The Manufacturing Compliance Specialist I plays a crucial role in ensuring that manufacturing processes adhere to established quality standards and regulatory requirements. This position involves investigating process deviations, proposing and implementing effective Corrective and Preventive Actions (CAPA), and performing on-the-floor batch record reviews. The specialist will monitor and measure the ongoing performance of manufacturing quality systems, ensuring that all operations comply with company policies and regulatory guidelines. In this role, the specialist will determine accurate root causes of deviations and drive investigations to successful resolutions.

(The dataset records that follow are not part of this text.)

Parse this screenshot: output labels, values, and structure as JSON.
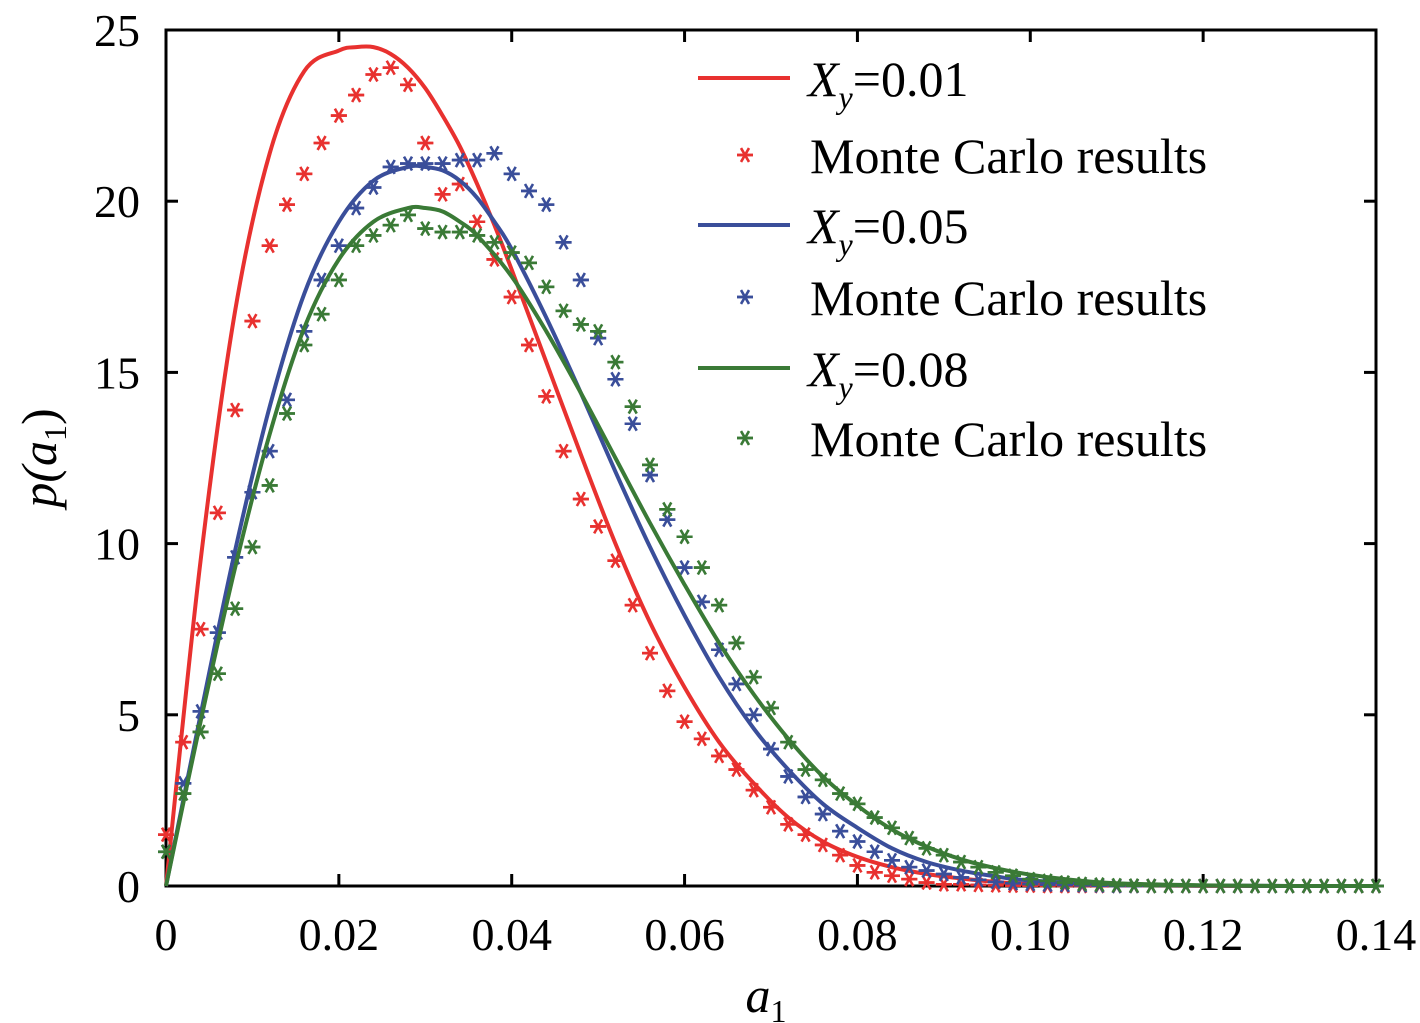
{
  "chart_data": {
    "type": "line",
    "xlabel": {
      "base": "a",
      "sub": "1"
    },
    "ylabel": {
      "fn": "p(",
      "base": "a",
      "sub": "1",
      "close": ")"
    },
    "xlim": [
      0,
      0.14
    ],
    "ylim": [
      0,
      25
    ],
    "xticks": [
      0,
      0.02,
      0.04,
      0.06,
      0.08,
      0.1,
      0.12,
      0.14
    ],
    "xtick_labels": [
      "0",
      "0.02",
      "0.04",
      "0.06",
      "0.08",
      "0.10",
      "0.12",
      "0.14"
    ],
    "yticks": [
      0,
      5,
      10,
      15,
      20,
      25
    ],
    "ytick_labels": [
      "0",
      "5",
      "10",
      "15",
      "20",
      "25"
    ],
    "grid": false,
    "legend_position": "top-right",
    "series": [
      {
        "name": "X_y=0.01",
        "label": {
          "base": "X",
          "sub": "y",
          "rest": "=0.01"
        },
        "kind": "line",
        "color": "#e8312f",
        "x": [
          0,
          0.004,
          0.008,
          0.012,
          0.016,
          0.02,
          0.022,
          0.024,
          0.026,
          0.028,
          0.03,
          0.032,
          0.034,
          0.036,
          0.038,
          0.04,
          0.044,
          0.048,
          0.052,
          0.056,
          0.06,
          0.064,
          0.068,
          0.072,
          0.076,
          0.08,
          0.084,
          0.088,
          0.092,
          0.096,
          0.1,
          0.11,
          0.12,
          0.13,
          0.14
        ],
        "y": [
          0,
          9.5,
          16.8,
          21.4,
          23.8,
          24.4,
          24.5,
          24.5,
          24.3,
          23.9,
          23.3,
          22.5,
          21.6,
          20.5,
          19.3,
          18.0,
          15.3,
          12.6,
          10.0,
          7.7,
          5.8,
          4.2,
          3.0,
          2.0,
          1.3,
          0.85,
          0.55,
          0.35,
          0.22,
          0.12,
          0.06,
          0.02,
          0.005,
          0,
          0
        ]
      },
      {
        "name": "Monte Carlo results",
        "kind": "scatter",
        "color": "#e8312f",
        "x": [
          0,
          0.002,
          0.004,
          0.006,
          0.008,
          0.01,
          0.012,
          0.014,
          0.016,
          0.018,
          0.02,
          0.022,
          0.024,
          0.026,
          0.028,
          0.03,
          0.032,
          0.034,
          0.036,
          0.038,
          0.04,
          0.042,
          0.044,
          0.046,
          0.048,
          0.05,
          0.052,
          0.054,
          0.056,
          0.058,
          0.06,
          0.062,
          0.064,
          0.066,
          0.068,
          0.07,
          0.072,
          0.074,
          0.076,
          0.078,
          0.08,
          0.082,
          0.084,
          0.086,
          0.088,
          0.09,
          0.092,
          0.094,
          0.096,
          0.098,
          0.1,
          0.102,
          0.104,
          0.106,
          0.108,
          0.11,
          0.112,
          0.114,
          0.116,
          0.118,
          0.12,
          0.122,
          0.124,
          0.126,
          0.128,
          0.13,
          0.132,
          0.134,
          0.136,
          0.138,
          0.14
        ],
        "y": [
          1.5,
          4.2,
          7.5,
          10.9,
          13.9,
          16.5,
          18.7,
          19.9,
          20.8,
          21.7,
          22.5,
          23.1,
          23.7,
          23.9,
          23.4,
          21.7,
          20.2,
          20.5,
          19.4,
          18.3,
          17.2,
          15.8,
          14.3,
          12.7,
          11.3,
          10.5,
          9.5,
          8.2,
          6.8,
          5.7,
          4.8,
          4.3,
          3.8,
          3.4,
          2.8,
          2.3,
          1.8,
          1.5,
          1.2,
          0.9,
          0.6,
          0.4,
          0.3,
          0.2,
          0.1,
          0.05,
          0.05,
          0.03,
          0.02,
          0.01,
          0.01,
          0,
          0,
          0,
          0,
          0,
          0,
          0,
          0,
          0,
          0,
          0,
          0,
          0,
          0,
          0,
          0,
          0,
          0,
          0,
          0
        ]
      },
      {
        "name": "X_y=0.05",
        "label": {
          "base": "X",
          "sub": "y",
          "rest": "=0.05"
        },
        "kind": "line",
        "color": "#3a4e9a",
        "x": [
          0,
          0.004,
          0.008,
          0.012,
          0.016,
          0.02,
          0.024,
          0.028,
          0.03,
          0.032,
          0.034,
          0.036,
          0.038,
          0.04,
          0.044,
          0.048,
          0.052,
          0.056,
          0.06,
          0.064,
          0.068,
          0.072,
          0.076,
          0.08,
          0.084,
          0.088,
          0.092,
          0.096,
          0.1,
          0.11,
          0.12,
          0.13,
          0.14
        ],
        "y": [
          0,
          5.0,
          9.8,
          14.0,
          17.3,
          19.4,
          20.6,
          21.0,
          21.0,
          20.9,
          20.6,
          20.1,
          19.4,
          18.6,
          16.6,
          14.4,
          12.1,
          9.9,
          7.9,
          6.1,
          4.6,
          3.4,
          2.4,
          1.7,
          1.1,
          0.7,
          0.45,
          0.28,
          0.16,
          0.04,
          0.01,
          0,
          0
        ]
      },
      {
        "name": "Monte Carlo results",
        "kind": "scatter",
        "color": "#3a4e9a",
        "x": [
          0,
          0.002,
          0.004,
          0.006,
          0.008,
          0.01,
          0.012,
          0.014,
          0.016,
          0.018,
          0.02,
          0.022,
          0.024,
          0.026,
          0.028,
          0.03,
          0.032,
          0.034,
          0.036,
          0.038,
          0.04,
          0.042,
          0.044,
          0.046,
          0.048,
          0.05,
          0.052,
          0.054,
          0.056,
          0.058,
          0.06,
          0.062,
          0.064,
          0.066,
          0.068,
          0.07,
          0.072,
          0.074,
          0.076,
          0.078,
          0.08,
          0.082,
          0.084,
          0.086,
          0.088,
          0.09,
          0.092,
          0.094,
          0.096,
          0.098,
          0.1,
          0.102,
          0.104,
          0.106,
          0.108,
          0.11,
          0.112,
          0.114,
          0.116,
          0.118,
          0.12,
          0.122,
          0.124,
          0.126,
          0.128,
          0.13,
          0.132,
          0.134,
          0.136,
          0.138,
          0.14
        ],
        "y": [
          1.0,
          3.0,
          5.1,
          7.4,
          9.6,
          11.5,
          12.7,
          14.2,
          16.2,
          17.7,
          18.7,
          19.8,
          20.4,
          21.0,
          21.1,
          21.1,
          21.1,
          21.2,
          21.2,
          21.4,
          20.8,
          20.3,
          19.9,
          18.8,
          17.7,
          16.0,
          14.8,
          13.5,
          12.0,
          10.7,
          9.3,
          8.3,
          6.9,
          5.9,
          5.0,
          4.0,
          3.2,
          2.6,
          2.1,
          1.6,
          1.3,
          1.0,
          0.75,
          0.55,
          0.45,
          0.35,
          0.25,
          0.18,
          0.12,
          0.08,
          0.06,
          0.04,
          0.03,
          0.02,
          0.01,
          0,
          0,
          0,
          0,
          0,
          0,
          0,
          0,
          0,
          0,
          0,
          0,
          0,
          0,
          0,
          0
        ]
      },
      {
        "name": "X_y=0.08",
        "label": {
          "base": "X",
          "sub": "y",
          "rest": "=0.08"
        },
        "kind": "line",
        "color": "#3a7a36",
        "x": [
          0,
          0.004,
          0.008,
          0.012,
          0.016,
          0.02,
          0.024,
          0.028,
          0.03,
          0.032,
          0.034,
          0.036,
          0.04,
          0.044,
          0.048,
          0.052,
          0.056,
          0.06,
          0.064,
          0.068,
          0.072,
          0.076,
          0.08,
          0.084,
          0.088,
          0.092,
          0.096,
          0.1,
          0.104,
          0.11,
          0.12,
          0.13,
          0.14
        ],
        "y": [
          0,
          4.8,
          9.3,
          13.2,
          16.3,
          18.3,
          19.4,
          19.8,
          19.8,
          19.7,
          19.4,
          19.0,
          17.8,
          16.2,
          14.4,
          12.5,
          10.6,
          8.8,
          7.1,
          5.6,
          4.3,
          3.2,
          2.35,
          1.65,
          1.15,
          0.78,
          0.52,
          0.33,
          0.2,
          0.08,
          0.02,
          0,
          0
        ]
      },
      {
        "name": "Monte Carlo results",
        "kind": "scatter",
        "color": "#3a7a36",
        "x": [
          0,
          0.002,
          0.004,
          0.006,
          0.008,
          0.01,
          0.012,
          0.014,
          0.016,
          0.018,
          0.02,
          0.022,
          0.024,
          0.026,
          0.028,
          0.03,
          0.032,
          0.034,
          0.036,
          0.038,
          0.04,
          0.042,
          0.044,
          0.046,
          0.048,
          0.05,
          0.052,
          0.054,
          0.056,
          0.058,
          0.06,
          0.062,
          0.064,
          0.066,
          0.068,
          0.07,
          0.072,
          0.074,
          0.076,
          0.078,
          0.08,
          0.082,
          0.084,
          0.086,
          0.088,
          0.09,
          0.092,
          0.094,
          0.096,
          0.098,
          0.1,
          0.102,
          0.104,
          0.106,
          0.108,
          0.11,
          0.112,
          0.114,
          0.116,
          0.118,
          0.12,
          0.122,
          0.124,
          0.126,
          0.128,
          0.13,
          0.132,
          0.134,
          0.136,
          0.138,
          0.14
        ],
        "y": [
          1.0,
          2.7,
          4.5,
          6.2,
          8.1,
          9.9,
          11.7,
          13.8,
          15.8,
          16.7,
          17.7,
          18.7,
          19.0,
          19.3,
          19.6,
          19.2,
          19.1,
          19.1,
          19.0,
          18.8,
          18.5,
          18.2,
          17.5,
          16.8,
          16.4,
          16.2,
          15.3,
          14.0,
          12.3,
          11.0,
          10.2,
          9.3,
          8.2,
          7.1,
          6.1,
          5.2,
          4.2,
          3.4,
          3.1,
          2.7,
          2.4,
          2.0,
          1.7,
          1.4,
          1.1,
          0.9,
          0.7,
          0.55,
          0.4,
          0.3,
          0.2,
          0.15,
          0.1,
          0.06,
          0.04,
          0.02,
          0.01,
          0,
          0,
          0,
          0,
          0,
          0,
          0,
          0,
          0,
          0,
          0,
          0,
          0,
          0
        ]
      }
    ]
  }
}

Building strong interdepartmental relationships is essential, as the specialist will track CAPA and deviation owners to ensure timely completion of actions. The position also requires issuing reports and tracking metrics related to open manufacturing deviations, investigations, excursions, and CAPA. The specialist will keep various quality and efficiency metrics as directed by manufacturing management and facilitate the accurate and timely completion of manufacturing reviews of executed batch records. This includes ensuring that batch records are completed in accordance with company Standard Operating Procedures (SOPs), current Good Manufacturing Practices (cGMPs), and customer specifications. Additionally, the specialist will assist in correcting deficiencies found within the documentation reviewed and facilitate discussions on training adequacy and CAPA effectiveness. The role also encompasses regulatory responsibilities, where the specialist must conduct business in a manner that complies with all state, OSHA, and HIPAA regulations. A detailed understanding of FDA, EU, and other regulatory agency requirements is essential for success in this position.